No matter how they are configured, Japanese restaurants typically rely upon two things: freshness in seafood and spare, sometimes ascetic, dining space. The Japanese dining experience is designed, indeed, to impart an elegant simplicity, a subtle cuisine unencumbered by goopy sauces, overwrought handling, hoopla in dining room decor. The result, when everything works, is a light but fortifying fare, artfully presented and not without some incendiary surprises.
Tokyo Sukiyaki is sandwiched between a bar and a bodega in a small strip mall on Gonzales Road in Oxnard. Its dining space is designed to give the secluded ryokan impression: slender, wood-accented, intimate spaces with booths kept separate from the kitchen by wood-slat walls, all beneath wood and paper lantern lights. And its menu is heavily seafood.
But both of those familiar values are undermined.
The room feels and looks tired, even threadbare, though things are clean. And the food, in visits taken over many months, has varied widely--some of it good, some of it just OK, some of it barred from success by misconception, some of it perilously stale.
The place seems no shorter on customers for these problems, a fact that mystifies. But popularity does not an assessment make, and, sadly, this one is without happy comment on an otherwise preferred and cunning island cuisine.
Among appetizers, the gyoza ($3.25) was most reliable--nicely seared and plump with fresh ground pork filling. But the dipping sauce only once had the right slightly sweet, slightly tart, vinegar edge; on another visit it suffered from a massive overdose of chili oil, requiring dilution with soy sauce.
Shrimp and vegetable tempura ($3.95 and $3.50, respectively) were adequate, if a bit plain. Happily, the shrimp, which were cooked just until done, were fresh. The same cannot be said about the octopus sushi ($2.95 apiece). In one recent visit it was over the hill, its once-pearly white meat going gray, its once sea-sweet scent bearing a sour edge, its once-spongy texture going tough. It went uneaten. Tuna sushi, however, was fresh and just as it should be--clear in flavor, bright in color, and virtually free of scent. Spareribs ($4.50) were under-flavored and over-cooked.
The small dinner salad ($1.50 or included with entree orders) is straight iceberg, lightly tossed in rice vinegar and oil with sesame seeds--again, adequate at best. Dinners are accompanied, however, by a simple miso broth, suffused with flower-shaped carrot slice and fine noodles, and the result is altogether light and refreshing.
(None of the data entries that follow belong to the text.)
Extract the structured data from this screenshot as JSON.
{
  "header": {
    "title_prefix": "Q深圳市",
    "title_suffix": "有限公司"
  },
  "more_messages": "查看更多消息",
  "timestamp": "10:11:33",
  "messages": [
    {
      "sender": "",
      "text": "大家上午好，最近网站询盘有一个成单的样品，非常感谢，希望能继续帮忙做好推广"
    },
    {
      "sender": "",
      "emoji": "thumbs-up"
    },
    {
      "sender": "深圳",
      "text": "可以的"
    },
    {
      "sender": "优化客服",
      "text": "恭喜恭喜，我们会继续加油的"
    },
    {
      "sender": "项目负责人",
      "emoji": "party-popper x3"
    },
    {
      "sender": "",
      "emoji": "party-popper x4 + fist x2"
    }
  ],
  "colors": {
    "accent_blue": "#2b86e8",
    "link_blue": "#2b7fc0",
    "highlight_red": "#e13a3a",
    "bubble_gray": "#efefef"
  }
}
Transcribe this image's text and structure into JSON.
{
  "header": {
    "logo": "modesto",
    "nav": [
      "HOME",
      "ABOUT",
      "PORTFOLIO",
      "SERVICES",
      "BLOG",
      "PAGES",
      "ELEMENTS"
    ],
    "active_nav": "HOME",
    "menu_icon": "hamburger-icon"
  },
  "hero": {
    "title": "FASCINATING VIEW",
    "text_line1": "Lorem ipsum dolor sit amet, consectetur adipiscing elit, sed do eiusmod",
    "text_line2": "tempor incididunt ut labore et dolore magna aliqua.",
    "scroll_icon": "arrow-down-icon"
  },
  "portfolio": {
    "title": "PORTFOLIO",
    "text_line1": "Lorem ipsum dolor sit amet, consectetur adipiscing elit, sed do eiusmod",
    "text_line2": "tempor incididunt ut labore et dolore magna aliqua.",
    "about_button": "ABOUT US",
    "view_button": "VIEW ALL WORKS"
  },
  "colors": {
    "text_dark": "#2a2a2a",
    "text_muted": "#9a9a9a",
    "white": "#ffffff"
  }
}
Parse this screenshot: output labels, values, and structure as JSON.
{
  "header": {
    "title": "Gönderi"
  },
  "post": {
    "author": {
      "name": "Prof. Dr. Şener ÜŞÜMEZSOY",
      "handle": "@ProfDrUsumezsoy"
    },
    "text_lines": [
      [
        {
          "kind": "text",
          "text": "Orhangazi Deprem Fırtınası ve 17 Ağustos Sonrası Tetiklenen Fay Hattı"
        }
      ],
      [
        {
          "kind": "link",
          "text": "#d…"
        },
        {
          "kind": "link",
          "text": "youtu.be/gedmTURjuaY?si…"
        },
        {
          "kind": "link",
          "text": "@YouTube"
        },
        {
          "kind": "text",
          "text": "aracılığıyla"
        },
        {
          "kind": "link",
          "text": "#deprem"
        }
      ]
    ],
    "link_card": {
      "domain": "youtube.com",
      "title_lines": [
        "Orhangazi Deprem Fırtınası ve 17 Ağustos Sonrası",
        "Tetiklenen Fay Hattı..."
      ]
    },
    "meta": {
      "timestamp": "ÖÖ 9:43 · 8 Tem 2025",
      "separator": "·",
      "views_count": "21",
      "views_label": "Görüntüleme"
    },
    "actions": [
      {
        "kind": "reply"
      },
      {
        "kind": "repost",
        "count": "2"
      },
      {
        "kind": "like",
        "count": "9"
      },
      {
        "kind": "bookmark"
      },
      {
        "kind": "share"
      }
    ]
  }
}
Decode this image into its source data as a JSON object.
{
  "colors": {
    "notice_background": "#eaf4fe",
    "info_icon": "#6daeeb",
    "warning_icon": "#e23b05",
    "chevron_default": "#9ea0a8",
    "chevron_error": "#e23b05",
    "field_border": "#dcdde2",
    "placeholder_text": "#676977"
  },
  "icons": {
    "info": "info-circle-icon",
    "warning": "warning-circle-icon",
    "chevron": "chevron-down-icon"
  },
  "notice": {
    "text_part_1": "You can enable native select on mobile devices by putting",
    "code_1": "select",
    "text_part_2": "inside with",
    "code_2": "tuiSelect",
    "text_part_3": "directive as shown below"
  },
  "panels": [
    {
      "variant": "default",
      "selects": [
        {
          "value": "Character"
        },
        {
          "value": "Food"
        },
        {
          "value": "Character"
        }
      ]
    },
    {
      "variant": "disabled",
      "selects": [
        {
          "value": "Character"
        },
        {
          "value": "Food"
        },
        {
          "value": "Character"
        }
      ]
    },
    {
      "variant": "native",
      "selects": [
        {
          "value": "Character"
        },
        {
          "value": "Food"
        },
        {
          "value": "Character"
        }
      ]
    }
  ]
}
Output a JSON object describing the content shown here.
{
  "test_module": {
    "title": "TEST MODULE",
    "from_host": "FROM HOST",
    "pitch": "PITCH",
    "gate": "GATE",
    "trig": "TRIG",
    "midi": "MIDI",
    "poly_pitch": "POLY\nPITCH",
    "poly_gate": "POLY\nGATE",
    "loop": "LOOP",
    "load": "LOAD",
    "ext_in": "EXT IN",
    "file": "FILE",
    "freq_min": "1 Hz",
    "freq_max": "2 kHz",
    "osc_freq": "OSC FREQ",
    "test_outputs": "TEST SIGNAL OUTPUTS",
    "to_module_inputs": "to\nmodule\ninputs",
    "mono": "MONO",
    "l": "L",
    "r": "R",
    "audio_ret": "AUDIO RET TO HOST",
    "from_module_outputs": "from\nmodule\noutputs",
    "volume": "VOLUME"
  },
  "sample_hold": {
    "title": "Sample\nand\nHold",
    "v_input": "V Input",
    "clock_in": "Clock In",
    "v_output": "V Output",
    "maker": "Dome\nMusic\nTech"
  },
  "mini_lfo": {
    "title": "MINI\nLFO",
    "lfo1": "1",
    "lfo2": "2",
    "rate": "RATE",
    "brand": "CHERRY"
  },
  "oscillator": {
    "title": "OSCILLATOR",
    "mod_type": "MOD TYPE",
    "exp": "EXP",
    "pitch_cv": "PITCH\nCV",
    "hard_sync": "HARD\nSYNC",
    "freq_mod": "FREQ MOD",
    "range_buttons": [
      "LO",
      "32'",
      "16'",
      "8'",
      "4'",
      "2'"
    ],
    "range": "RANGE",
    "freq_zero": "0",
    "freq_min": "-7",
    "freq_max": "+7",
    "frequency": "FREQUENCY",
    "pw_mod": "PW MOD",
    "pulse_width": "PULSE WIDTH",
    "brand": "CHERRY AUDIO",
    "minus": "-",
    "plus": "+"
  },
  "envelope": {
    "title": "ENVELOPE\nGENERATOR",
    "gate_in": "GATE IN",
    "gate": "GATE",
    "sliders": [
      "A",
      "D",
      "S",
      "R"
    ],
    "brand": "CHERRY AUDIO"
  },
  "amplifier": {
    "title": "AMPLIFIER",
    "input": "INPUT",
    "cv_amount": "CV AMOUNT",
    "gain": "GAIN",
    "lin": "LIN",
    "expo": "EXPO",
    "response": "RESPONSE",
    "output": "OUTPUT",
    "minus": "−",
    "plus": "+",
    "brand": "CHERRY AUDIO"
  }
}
The most successful entrees were the most Americanized: salmon teriyaki ($13.95) and chicken teriyaki ($10.50). In each case, large premium filets were properly cooked and dressed with a densely flavorful sauce.
Still, tuna teriyaki ($10.95) was featured as a special one night, and the beautifully cut tuna steak was clearly straddling that nervous place no sauce can hide: the zone between fresh and stale, between rosy red and brownish purple, between light flavor and meat-like heaviness. It went largely uneaten.
Spicy tuna teriyaki ($8.95), another special, was dry and overcooked and a massive presence of chopped fresh jalapenos overwhelmed fish and sauce.
Yosenabe ($13.95), or soup stew, was quite satisfying. Its ample helping of tiny sweet clams was tender from infusion at the last minute, and its generous fish fillet, fresh vegetables and thick noodles were worthy complements to the light seafood broth.
Perhaps most disappointing of all was a near success called Salmon Batayaki (on special for $12 and on the menu as Butter-Yaki Salmon for $14.95). Akin to French salmon in parchment paper with fresh spring vegetables, this version encases in waxed paper a generous salmon fillet atop sliced onions, one lemon slice (with bitter peel), fresh parsley (with peppery stems), and butter.
Alas, the fish was slightly overbaked, less than that-day fresh, and lacking in light vegetable essences, fragrance, or balanced flavor. Adequate enough for the truly hungry and certainly not a complete flop, this dish still begs the ugly question: Why bother?
Dessert? I passed every time.
It just seemed too much bother.
* WHAT: Tokyo Sukiyaki.
* WHERE: 1333 W. Gonzales Road, Oxnard, 485-7337.
* WHEN: Lunch from 11:30 a.m. to 2 p.m. Tuesday through Friday, dinner from 5 to 9 p.m. Tuesday through Sunday.
* FYI: Major credit cards. Dinner for two, food only: $22-$40.